NEW YORK (Reuters) - U.S. fund investors plowed back into the markets during the most recent week, with stocks and high-yield bonds attracting cash for the first time in four weeks, Lipper data showed on Thursday.
Taken together, high-yield “junk” bond mutual funds and exchange-traded funds (ETFs) netted $989 million during the week ended April 11, the most since January, according to the research unit.
Meanwhile, U.S. based equity funds took in $5.7 billion.
Both stocks and high-yield bonds are seen as speculative assets, and investors interest in them is taken as an indication of risk appetite.
“It’s cautiously optimistic,” said Tom Roseen, head of research services for Thomson Reuters’ Lipper.
Markets continue to be on edge over U.S.-China trade conflict, the potential for aggressive central bank policy to head off inflation, United States involvement in Syria and other issues.
Funds invested in safe-haven precious metals, including gold, pulled in $594 million during the week, marking a second straight week of inflows and reflecting continued concern.
Yet corporate profits look to be strong. Companies are just starting to roll out their results from the first months of the year, with Delta Air Lines Inc (DAL.N) and BlackRock Inc (BLK.N) beating estimates when they reported on Thursday.

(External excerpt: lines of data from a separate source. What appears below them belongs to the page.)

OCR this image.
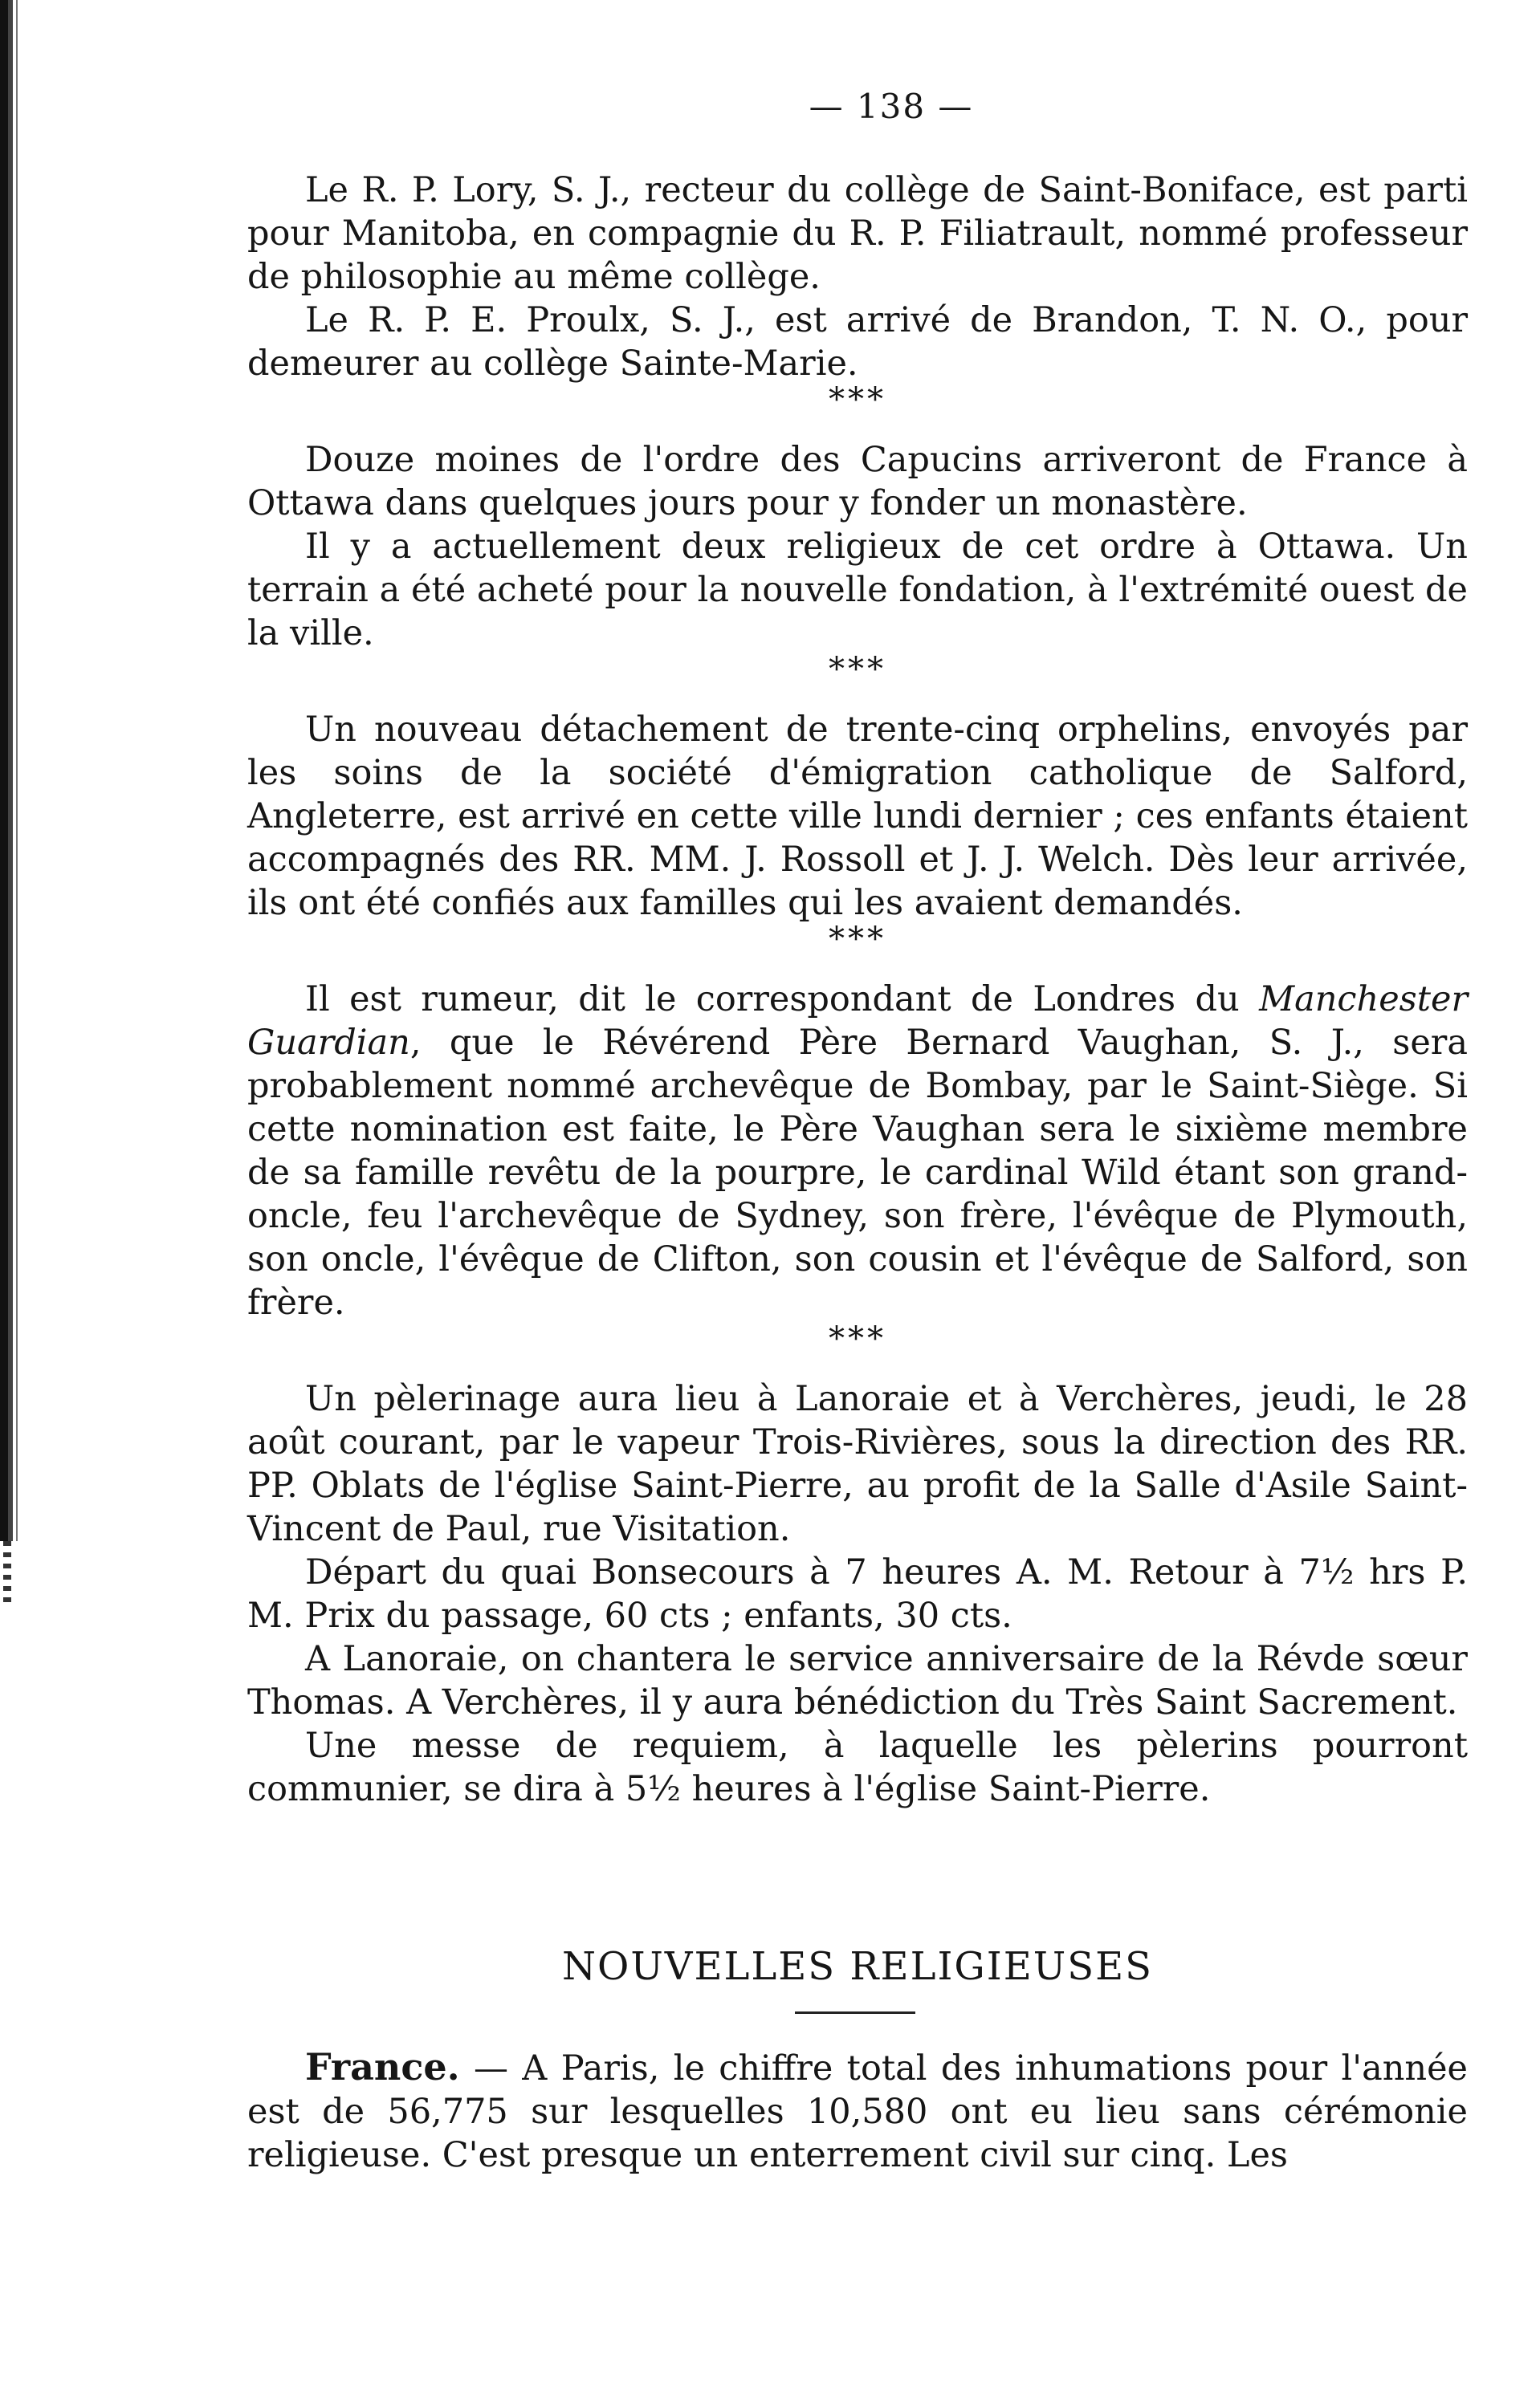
— 138 —

Le R. P. Lory, S. J., recteur du collège de Saint-Boniface, est parti pour Manitoba, en compagnie du R. P. Filiatrault, nommé professeur de philosophie au même collège.

Le R. P. E. Proulx, S. J., est arrivé de Brandon, T. N. O., pour demeurer au collège Sainte-Marie.

***

Douze moines de l'ordre des Capucins arriveront de France à Ottawa dans quelques jours pour y fonder un monastère.

Il y a actuellement deux religieux de cet ordre à Ottawa. Un terrain a été acheté pour la nouvelle fondation, à l'extrémité ouest de la ville.

***

Un nouveau détachement de trente-cinq orphelins, envoyés par les soins de la société d'émigration catholique de Salford, Angleterre, est arrivé en cette ville lundi dernier ; ces enfants étaient accompagnés des RR. MM. J. Rossoll et J. J. Welch. Dès leur arrivée, ils ont été confiés aux familles qui les avaient demandés.

***

Il est rumeur, dit le correspondant de Londres du Manchester Guardian, que le Révérend Père Bernard Vaughan, S. J., sera probablement nommé archevêque de Bombay, par le Saint-Siège. Si cette nomination est faite, le Père Vaughan sera le sixième membre de sa famille revêtu de la pourpre, le cardinal Wild étant son grand-oncle, feu l'archevêque de Sydney, son frère, l'évêque de Plymouth, son oncle, l'évêque de Clifton, son cousin et l'évêque de Salford, son frère.

***

Un pèlerinage aura lieu à Lanoraie et à Verchères, jeudi, le 28 août courant, par le vapeur Trois-Rivières, sous la direction des RR. PP. Oblats de l'église Saint-Pierre, au profit de la Salle d'Asile Saint-Vincent de Paul, rue Visitation.

Départ du quai Bonsecours à 7 heures A. M. Retour à 7½ hrs P. M. Prix du passage, 60 cts ; enfants, 30 cts.

A Lanoraie, on chantera le service anniversaire de la Révde sœur Thomas. A Verchères, il y aura bénédiction du Très Saint Sacrement.

Une messe de requiem, à laquelle les pèlerins pourront communier, se dira à 5½ heures à l'église Saint-Pierre.

NOUVELLES RELIGIEUSES

France. — A Paris, le chiffre total des inhumations pour l'année est de 56,775 sur lesquelles 10,580 ont eu lieu sans cérémonie religieuse. C'est presque un enterrement civil sur cinq. Les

Thomson Reuters I/B/E/S expects S&P 500 .SPX companies' year-over-year earnings for the most recent quarter to rise by 18.4 percent.

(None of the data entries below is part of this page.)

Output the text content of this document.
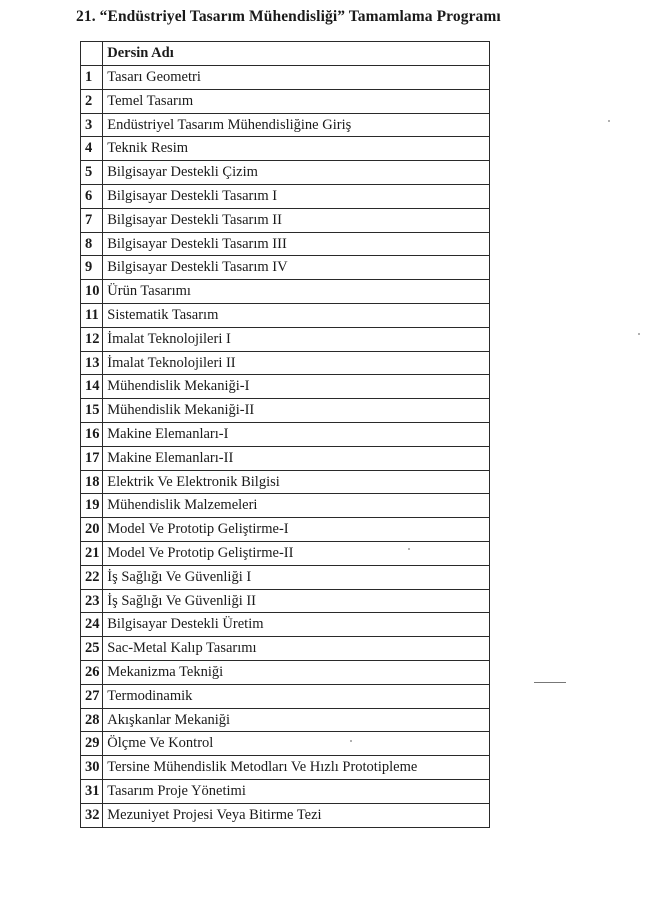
21. “Endüstriyel Tasarım Mühendisliği” Tamamlama Programı
	Dersin Adı
1	Tasarı Geometri
2	Temel Tasarım
3	Endüstriyel Tasarım Mühendisliğine Giriş
4	Teknik Resim
5	Bilgisayar Destekli Çizim
6	Bilgisayar Destekli Tasarım I
7	Bilgisayar Destekli Tasarım II
8	Bilgisayar Destekli Tasarım III
9	Bilgisayar Destekli Tasarım IV
10	Ürün Tasarımı
11	Sistematik Tasarım
12	İmalat Teknolojileri I
13	İmalat Teknolojileri II
14	Mühendislik Mekaniği-I
15	Mühendislik Mekaniği-II
16	Makine Elemanları-I
17	Makine Elemanları-II
18	Elektrik Ve Elektronik Bilgisi
19	Mühendislik Malzemeleri
20	Model Ve Prototip Geliştirme-I
21	Model Ve Prototip Geliştirme-II
22	İş Sağlığı Ve Güvenliği I
23	İş Sağlığı Ve Güvenliği II
24	Bilgisayar Destekli Üretim
25	Sac-Metal Kalıp Tasarımı
26	Mekanizma Tekniği
27	Termodinamik
28	Akışkanlar Mekaniği
29	Ölçme Ve Kontrol
30	Tersine Mühendislik Metodları Ve Hızlı Prototipleme
31	Tasarım Proje Yönetimi
32	Mezuniyet Projesi Veya Bitirme Tezi
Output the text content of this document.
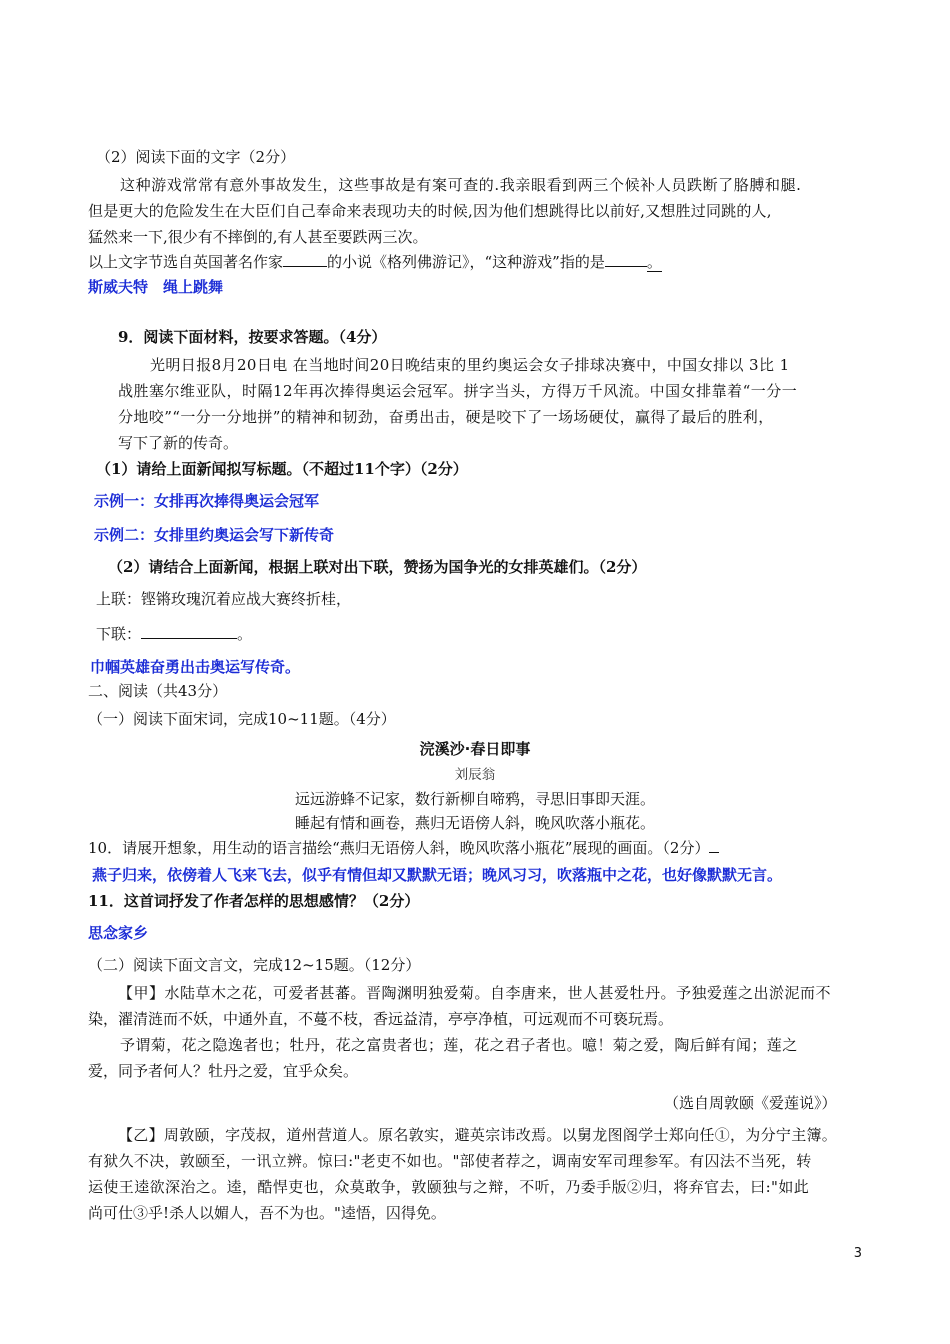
（2）阅读下面的文字（2分）
这种游戏常常有意外事故发生，这些事故是有案可查的.我亲眼看到两三个候补人员跌断了胳膊和腿.
但是更大的危险发生在大臣们自己奉命来表现功夫的时候,因为他们想跳得比以前好,又想胜过同跳的人,
猛然来一下,很少有不摔倒的,有人甚至要跌两三次。
以上文字节选自英国著名作家	的小说《格列佛游记》，“这种游戏”指的是	。
斯威夫特　绳上跳舞
9．阅读下面材料，按要求答题。（4分）
光明日报8月20日电 在当地时间20日晚结束的里约奥运会女子排球决赛中，中国女排以 3比 1
战胜塞尔维亚队，时隔12年再次捧得奥运会冠军。拼字当头，方得万千风流。中国女排靠着“一分一
分地咬”“一分一分地拼”的精神和韧劲，奋勇出击，硬是咬下了一场场硬仗，赢得了最后的胜利，
写下了新的传奇。
（1）请给上面新闻拟写标题。（不超过11个字）（2分）
示例一：女排再次捧得奥运会冠军
示例二：女排里约奥运会写下新传奇
（2）请结合上面新闻，根据上联对出下联，赞扬为国争光的女排英雄们。（2分）
上联：铿锵玫瑰沉着应战大赛终折桂，
下联：	。
巾帼英雄奋勇出击奥运写传奇。
二、阅读（共43分）
（一）阅读下面宋词，完成10~11题。（4分）
浣溪沙·春日即事
刘辰翁
远远游蜂不记家，数行新柳自啼鸦，寻思旧事即天涯。
睡起有情和画卷，燕归无语傍人斜，晚风吹落小瓶花。
10．请展开想象，用生动的语言描绘“燕归无语傍人斜，晚风吹落小瓶花”展现的画面。（2分）
燕子归来，依傍着人飞来飞去，似乎有情但却又默默无语；晚风习习，吹落瓶中之花，也好像默默无言。
11．这首词抒发了作者怎样的思想感情？（2分）
思念家乡
（二）阅读下面文言文，完成12~15题。（12分）
【甲】水陆草木之花，可爱者甚蕃。晋陶渊明独爱菊。自李唐来，世人甚爱牡丹。予独爱莲之出淤泥而不
染，濯清涟而不妖，中通外直，不蔓不枝，香远益清，亭亭净植，可远观而不可亵玩焉。
予谓菊，花之隐逸者也；牡丹，花之富贵者也；莲，花之君子者也。噫！菊之爱，陶后鲜有闻；莲之
爱，同予者何人？牡丹之爱，宜乎众矣。
（选自周敦颐《爱莲说》）
【乙】周敦颐，字茂叔，道州营道人。原名敦实，避英宗讳改焉。以舅龙图阁学士郑向任①，为分宁主簿。
有狱久不决，敦颐至，一讯立辨。惊曰:"老吏不如也。"部使者荐之，调南安军司理参军。有囚法不当死，转
运使王逵欲深治之。逵，酷悍吏也，众莫敢争，敦颐独与之辩，不听，乃委手版②归，将弃官去，曰:"如此
尚可仕③乎!杀人以媚人，吾不为也。"逵悟，囚得免。
3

“People are encouraged by the fact that most pundits are predicting a pretty solid [first quarter] earnings season,” said Roseen.
U.S. fund investor demand for shares outside their home country has grown more mixed. Emerging markets pulled in $1.2 billion, continuing their unbroken streak of inflows this year. Japanese equities attracted $332 million, their first week of inflows in the past seven weeks.
But investors peeled $751 million out of European stock funds for a sixth straight week of withdrawals as Citigroup Inc’s euro-zone economic surprise index .CESIEUR slumped to its lowest level since 2012.